Democrats still don’t trust Trump on the $1.8 billion fund — and neither do Republicans
Almost no one on Capitol Hill is convinced by the White House’s offer to drop its plans for President Donald Trump’s $1.8 billion settlement fund, a pot of money that’s fueling a growing crisis for GOP leaders.
Instead, Democrats want to address the issue legislatively, and Republicans may have no choice — and may also want some congressional clarity.
Nearly two weeks after the planned fund sparked a GOP revolt against a key immigration funding bill, the Trump administration on Monday promised to drop the payout proposal. A senior White House official told MS NOW the administration was halting its plans, and the Justice Department posted on X it would “abide by” a temporary court ruling against the fund.
Those promises were too vague for critics in either party.
“They have to follow the law,” Sen. John Kennedy, R-La., said of the DOJ post vowing to follow a court order. “We all have to follow the law. That’s why God made jails. Yeah, if you don’t follow the law, you go to jail. It doesn’t tell me much.”
Senate Judiciary Chairman Chuck Grassley, R-Iowa, called for a clear end to the plans for a fund.
“The only thing that’s going to solve this problem to get immigration funded and law enforced is for the president to do away with the weaponization fund,” Grassley told reporters.
Sen. Lisa Murkowski, R-Alaska, questioned whether the DOJ plan to follow a roughly two-week court order would actually eliminate the fund.
And Sen. Bill Cassidy, R-La., said he was open to voting for legislation to block the fund and said he’d look into the White House’s statements about it.
“I need to be convinced,” Cassidy told reporters.
Democrats were even more skeptical about the White House’s promise.
“For five minutes,” Sen. Patty Murray scoffed when asked about the plan to drop the fund. “I don’t believe that.”
This week’s congressional search for meaning in a hazy set of promises from the White House is unusually urgent. A Republican bill with $72 billion for Immigration and Customs Enforcement and Customs and Border Protection is dependent on a resolution on the settlement fund. Democrats have vowed to force votes to amend the ICE-funding bill to include a measure barring Trump’s “slush fund,” as they call it.
Before the White House said it was abandoning its plans, it looked like some of those Democratic amendments would get enough Republican support to be adopted. Now? It’s possible those proposals get even more votes, with GOP lawmakers seeing a jailbreak forming.

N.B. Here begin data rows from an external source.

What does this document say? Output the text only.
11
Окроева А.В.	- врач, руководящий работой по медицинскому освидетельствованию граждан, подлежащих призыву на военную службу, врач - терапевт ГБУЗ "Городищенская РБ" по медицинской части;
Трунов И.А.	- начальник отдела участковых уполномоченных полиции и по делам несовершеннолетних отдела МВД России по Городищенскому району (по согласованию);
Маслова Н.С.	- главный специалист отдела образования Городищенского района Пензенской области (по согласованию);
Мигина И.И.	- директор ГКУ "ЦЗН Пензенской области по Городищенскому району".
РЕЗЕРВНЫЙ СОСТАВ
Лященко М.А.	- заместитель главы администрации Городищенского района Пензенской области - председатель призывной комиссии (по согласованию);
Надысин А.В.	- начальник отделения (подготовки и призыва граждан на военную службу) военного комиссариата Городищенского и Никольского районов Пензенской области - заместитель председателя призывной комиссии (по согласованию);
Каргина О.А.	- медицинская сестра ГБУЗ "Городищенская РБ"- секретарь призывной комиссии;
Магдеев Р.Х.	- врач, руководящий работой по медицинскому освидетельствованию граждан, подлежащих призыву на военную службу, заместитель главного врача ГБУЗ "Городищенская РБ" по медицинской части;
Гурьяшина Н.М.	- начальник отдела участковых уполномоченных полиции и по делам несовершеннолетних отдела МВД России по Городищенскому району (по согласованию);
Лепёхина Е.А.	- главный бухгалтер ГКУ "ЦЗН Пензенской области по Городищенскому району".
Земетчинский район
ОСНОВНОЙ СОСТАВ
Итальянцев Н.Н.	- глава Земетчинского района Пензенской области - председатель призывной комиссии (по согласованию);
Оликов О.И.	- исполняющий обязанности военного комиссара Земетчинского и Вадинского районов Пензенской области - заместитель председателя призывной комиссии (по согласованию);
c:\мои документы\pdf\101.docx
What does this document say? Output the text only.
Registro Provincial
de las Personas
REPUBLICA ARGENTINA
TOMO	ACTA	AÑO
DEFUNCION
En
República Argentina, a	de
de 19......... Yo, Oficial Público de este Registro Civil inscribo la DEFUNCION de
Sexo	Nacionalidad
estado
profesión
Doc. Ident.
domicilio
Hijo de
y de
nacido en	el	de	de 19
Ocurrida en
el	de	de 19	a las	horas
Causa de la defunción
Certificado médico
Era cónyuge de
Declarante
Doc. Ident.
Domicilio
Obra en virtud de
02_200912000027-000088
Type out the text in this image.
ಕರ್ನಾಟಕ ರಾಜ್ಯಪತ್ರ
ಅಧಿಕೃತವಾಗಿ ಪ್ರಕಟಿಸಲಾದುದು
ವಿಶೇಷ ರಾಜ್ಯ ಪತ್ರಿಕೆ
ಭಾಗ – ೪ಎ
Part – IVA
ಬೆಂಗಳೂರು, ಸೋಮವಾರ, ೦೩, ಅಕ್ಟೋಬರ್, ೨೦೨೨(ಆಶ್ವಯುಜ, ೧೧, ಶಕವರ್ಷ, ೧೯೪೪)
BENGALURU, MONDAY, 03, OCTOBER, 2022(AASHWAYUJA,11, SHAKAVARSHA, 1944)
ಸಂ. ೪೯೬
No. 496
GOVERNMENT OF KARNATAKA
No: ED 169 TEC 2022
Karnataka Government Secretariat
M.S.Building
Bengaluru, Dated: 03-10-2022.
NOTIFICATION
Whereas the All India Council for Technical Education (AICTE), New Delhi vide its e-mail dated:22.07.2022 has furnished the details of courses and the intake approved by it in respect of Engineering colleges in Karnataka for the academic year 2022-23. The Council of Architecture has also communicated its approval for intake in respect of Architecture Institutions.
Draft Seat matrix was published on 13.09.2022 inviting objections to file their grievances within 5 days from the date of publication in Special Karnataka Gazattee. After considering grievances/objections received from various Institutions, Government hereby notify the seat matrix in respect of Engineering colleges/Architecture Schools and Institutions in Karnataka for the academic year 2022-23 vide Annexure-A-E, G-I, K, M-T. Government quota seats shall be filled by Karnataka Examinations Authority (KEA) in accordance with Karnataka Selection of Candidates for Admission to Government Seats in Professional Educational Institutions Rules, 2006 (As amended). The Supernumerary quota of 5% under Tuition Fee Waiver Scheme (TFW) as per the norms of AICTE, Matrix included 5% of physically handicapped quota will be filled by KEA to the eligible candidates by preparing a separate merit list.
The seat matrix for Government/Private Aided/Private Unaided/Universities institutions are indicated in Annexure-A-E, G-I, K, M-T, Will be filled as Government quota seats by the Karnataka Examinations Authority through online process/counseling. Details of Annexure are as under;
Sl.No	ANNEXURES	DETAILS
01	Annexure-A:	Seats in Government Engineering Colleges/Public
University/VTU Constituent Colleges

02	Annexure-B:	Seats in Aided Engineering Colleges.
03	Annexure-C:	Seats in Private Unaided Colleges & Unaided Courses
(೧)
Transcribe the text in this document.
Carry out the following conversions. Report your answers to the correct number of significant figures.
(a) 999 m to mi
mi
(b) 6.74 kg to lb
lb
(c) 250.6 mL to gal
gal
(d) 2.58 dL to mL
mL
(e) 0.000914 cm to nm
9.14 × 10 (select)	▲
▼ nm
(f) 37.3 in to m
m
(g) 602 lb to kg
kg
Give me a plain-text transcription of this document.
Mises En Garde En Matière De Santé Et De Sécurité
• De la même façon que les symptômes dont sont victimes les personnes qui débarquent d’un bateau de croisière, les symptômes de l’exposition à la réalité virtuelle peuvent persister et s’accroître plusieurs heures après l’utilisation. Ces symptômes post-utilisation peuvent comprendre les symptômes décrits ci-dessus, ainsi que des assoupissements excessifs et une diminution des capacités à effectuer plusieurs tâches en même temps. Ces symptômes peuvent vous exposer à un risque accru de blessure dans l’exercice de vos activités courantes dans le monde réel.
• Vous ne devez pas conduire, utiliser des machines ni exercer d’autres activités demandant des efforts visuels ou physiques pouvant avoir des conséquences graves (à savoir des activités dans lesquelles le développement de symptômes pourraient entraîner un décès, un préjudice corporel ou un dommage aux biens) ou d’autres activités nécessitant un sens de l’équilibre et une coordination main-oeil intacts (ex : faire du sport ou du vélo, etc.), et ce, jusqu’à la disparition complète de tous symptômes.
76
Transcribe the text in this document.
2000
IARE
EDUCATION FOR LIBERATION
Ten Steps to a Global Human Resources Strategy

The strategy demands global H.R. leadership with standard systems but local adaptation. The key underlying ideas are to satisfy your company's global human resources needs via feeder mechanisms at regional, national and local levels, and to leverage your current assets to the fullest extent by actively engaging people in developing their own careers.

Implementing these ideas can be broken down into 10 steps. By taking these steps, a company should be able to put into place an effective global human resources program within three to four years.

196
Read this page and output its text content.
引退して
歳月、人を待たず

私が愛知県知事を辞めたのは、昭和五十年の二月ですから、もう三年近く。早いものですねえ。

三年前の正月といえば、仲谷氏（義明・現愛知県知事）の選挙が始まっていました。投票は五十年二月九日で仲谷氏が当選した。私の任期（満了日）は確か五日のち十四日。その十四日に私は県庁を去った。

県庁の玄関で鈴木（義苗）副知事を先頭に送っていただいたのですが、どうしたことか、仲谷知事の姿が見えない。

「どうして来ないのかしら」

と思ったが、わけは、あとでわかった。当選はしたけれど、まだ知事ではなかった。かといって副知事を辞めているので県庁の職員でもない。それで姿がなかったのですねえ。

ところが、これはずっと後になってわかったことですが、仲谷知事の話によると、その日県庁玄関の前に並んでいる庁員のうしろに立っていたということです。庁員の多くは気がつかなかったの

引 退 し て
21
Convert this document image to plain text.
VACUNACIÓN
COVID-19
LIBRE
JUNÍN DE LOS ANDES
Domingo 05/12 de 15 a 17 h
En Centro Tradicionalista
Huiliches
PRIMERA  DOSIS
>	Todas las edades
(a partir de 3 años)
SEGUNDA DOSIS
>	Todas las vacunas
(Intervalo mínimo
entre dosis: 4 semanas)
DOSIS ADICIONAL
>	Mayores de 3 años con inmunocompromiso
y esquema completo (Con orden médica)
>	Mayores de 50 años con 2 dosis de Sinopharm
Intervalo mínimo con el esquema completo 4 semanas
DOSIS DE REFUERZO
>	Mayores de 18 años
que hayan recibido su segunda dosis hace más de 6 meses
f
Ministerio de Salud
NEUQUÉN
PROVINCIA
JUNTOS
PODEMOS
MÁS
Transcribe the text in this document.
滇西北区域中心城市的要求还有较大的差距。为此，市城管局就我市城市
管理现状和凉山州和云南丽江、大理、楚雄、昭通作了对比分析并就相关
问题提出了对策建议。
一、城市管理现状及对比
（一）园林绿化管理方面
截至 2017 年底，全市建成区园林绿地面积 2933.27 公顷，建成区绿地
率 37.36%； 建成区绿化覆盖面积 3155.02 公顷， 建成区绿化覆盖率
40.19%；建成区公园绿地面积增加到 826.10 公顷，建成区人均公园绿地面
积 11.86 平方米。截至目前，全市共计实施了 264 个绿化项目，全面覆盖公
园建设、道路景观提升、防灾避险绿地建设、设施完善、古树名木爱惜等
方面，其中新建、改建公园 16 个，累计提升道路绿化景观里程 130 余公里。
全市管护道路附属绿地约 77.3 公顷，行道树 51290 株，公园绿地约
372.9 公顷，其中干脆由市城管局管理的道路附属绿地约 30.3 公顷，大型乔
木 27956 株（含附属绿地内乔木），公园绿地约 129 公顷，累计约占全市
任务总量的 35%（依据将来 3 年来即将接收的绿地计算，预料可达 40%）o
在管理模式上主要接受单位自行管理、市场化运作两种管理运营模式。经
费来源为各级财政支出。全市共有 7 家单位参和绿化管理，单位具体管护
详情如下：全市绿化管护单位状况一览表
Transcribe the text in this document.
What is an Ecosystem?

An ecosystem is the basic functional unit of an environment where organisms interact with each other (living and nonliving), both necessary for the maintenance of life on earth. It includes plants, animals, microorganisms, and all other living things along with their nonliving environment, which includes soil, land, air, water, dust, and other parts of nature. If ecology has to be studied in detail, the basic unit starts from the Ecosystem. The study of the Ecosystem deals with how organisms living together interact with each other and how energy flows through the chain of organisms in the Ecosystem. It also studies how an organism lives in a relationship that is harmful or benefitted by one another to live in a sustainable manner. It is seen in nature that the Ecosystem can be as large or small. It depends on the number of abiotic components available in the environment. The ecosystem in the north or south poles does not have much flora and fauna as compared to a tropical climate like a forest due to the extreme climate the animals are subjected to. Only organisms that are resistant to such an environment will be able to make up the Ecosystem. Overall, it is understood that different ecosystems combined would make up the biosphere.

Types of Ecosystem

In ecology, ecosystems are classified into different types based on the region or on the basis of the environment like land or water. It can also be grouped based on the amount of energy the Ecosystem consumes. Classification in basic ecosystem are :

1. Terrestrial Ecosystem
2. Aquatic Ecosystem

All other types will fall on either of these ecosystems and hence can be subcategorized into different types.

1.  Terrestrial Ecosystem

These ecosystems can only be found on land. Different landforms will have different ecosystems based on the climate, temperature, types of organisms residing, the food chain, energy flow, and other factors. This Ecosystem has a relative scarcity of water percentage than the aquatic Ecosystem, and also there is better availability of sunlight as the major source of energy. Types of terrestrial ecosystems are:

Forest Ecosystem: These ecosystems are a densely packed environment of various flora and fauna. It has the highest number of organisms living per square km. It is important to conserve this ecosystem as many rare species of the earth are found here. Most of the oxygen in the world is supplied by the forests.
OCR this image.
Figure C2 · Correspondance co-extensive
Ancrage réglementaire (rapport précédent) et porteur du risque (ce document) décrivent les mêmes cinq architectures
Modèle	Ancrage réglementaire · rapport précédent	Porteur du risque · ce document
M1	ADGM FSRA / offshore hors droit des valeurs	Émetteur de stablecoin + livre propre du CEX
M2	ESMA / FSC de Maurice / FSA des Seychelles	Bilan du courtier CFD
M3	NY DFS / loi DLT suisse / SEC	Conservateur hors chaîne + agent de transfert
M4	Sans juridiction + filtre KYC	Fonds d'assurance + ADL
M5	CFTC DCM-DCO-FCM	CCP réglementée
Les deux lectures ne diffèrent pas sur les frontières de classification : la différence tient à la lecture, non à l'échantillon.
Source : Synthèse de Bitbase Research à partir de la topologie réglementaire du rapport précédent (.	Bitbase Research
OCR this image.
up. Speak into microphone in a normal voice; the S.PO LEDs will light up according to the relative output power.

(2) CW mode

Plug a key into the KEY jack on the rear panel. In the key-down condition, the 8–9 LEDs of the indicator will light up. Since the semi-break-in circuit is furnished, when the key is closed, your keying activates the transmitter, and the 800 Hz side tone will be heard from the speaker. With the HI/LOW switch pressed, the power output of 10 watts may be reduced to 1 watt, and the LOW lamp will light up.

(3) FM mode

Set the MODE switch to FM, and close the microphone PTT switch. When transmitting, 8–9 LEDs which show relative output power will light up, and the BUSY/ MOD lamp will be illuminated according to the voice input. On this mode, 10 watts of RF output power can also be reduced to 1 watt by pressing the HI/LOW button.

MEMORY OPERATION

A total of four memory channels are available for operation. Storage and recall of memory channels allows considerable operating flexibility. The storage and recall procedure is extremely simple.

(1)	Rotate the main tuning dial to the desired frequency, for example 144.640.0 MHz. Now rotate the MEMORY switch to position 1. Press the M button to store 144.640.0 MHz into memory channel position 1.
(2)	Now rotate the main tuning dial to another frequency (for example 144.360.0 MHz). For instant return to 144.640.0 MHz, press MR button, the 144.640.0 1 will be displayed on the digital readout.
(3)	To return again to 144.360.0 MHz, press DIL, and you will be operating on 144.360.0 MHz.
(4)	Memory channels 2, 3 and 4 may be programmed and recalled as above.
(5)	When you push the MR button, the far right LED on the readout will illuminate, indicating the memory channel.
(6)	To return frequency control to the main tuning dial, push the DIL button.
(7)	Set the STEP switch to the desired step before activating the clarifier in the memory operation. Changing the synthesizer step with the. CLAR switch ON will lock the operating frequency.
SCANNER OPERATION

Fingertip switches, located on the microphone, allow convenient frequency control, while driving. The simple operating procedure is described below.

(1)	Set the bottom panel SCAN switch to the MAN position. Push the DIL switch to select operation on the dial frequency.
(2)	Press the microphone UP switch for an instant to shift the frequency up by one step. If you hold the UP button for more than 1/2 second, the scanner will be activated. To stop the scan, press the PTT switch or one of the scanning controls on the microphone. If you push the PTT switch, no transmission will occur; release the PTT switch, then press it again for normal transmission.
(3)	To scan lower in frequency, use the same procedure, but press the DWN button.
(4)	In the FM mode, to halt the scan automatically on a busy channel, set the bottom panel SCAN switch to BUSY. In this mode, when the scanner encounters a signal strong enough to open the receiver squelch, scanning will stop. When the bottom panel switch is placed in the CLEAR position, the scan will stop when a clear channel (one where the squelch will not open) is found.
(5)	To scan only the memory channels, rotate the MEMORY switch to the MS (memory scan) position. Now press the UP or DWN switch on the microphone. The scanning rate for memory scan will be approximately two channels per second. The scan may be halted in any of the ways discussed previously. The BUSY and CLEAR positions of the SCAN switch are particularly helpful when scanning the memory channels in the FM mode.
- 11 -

“I’m sure the Democrats are going to give us an opportunity to vote on lots of different amendment ideas, but I think if the administration effectively shuts it down, and makes that very, very clear, then that to me should answer the question,” Senate Majority Leader John Thune, R-S.D., said Monday afternoon.
Thune left open the possibility of votes this week on the reconciliation bill.
The nominal concessions from the White House do highlight the ability of Republican lawmakers to pressure the White House — at least, when they’re motivated to do so.
Speaker Mike Johnson, R-La., met with Trump on Monday, and that meeting played a key role in the decision to drop the anti-weaponization fund, a source familiar with the matter told MS NOW. Johnson helped convince Trump to drop the proposal to help achieve a path forward for ICE funds. A House Republican told MS NOW that several GOP lawmakers leaned on Johnson to try to kill the fund.
Senate Minority Leader Chuck Schumer, D-N.Y., said on the Senate floor on Monday that if Republicans take up the bill, “the first amendment I will offer will be to ban the slush fund permanently and forever.”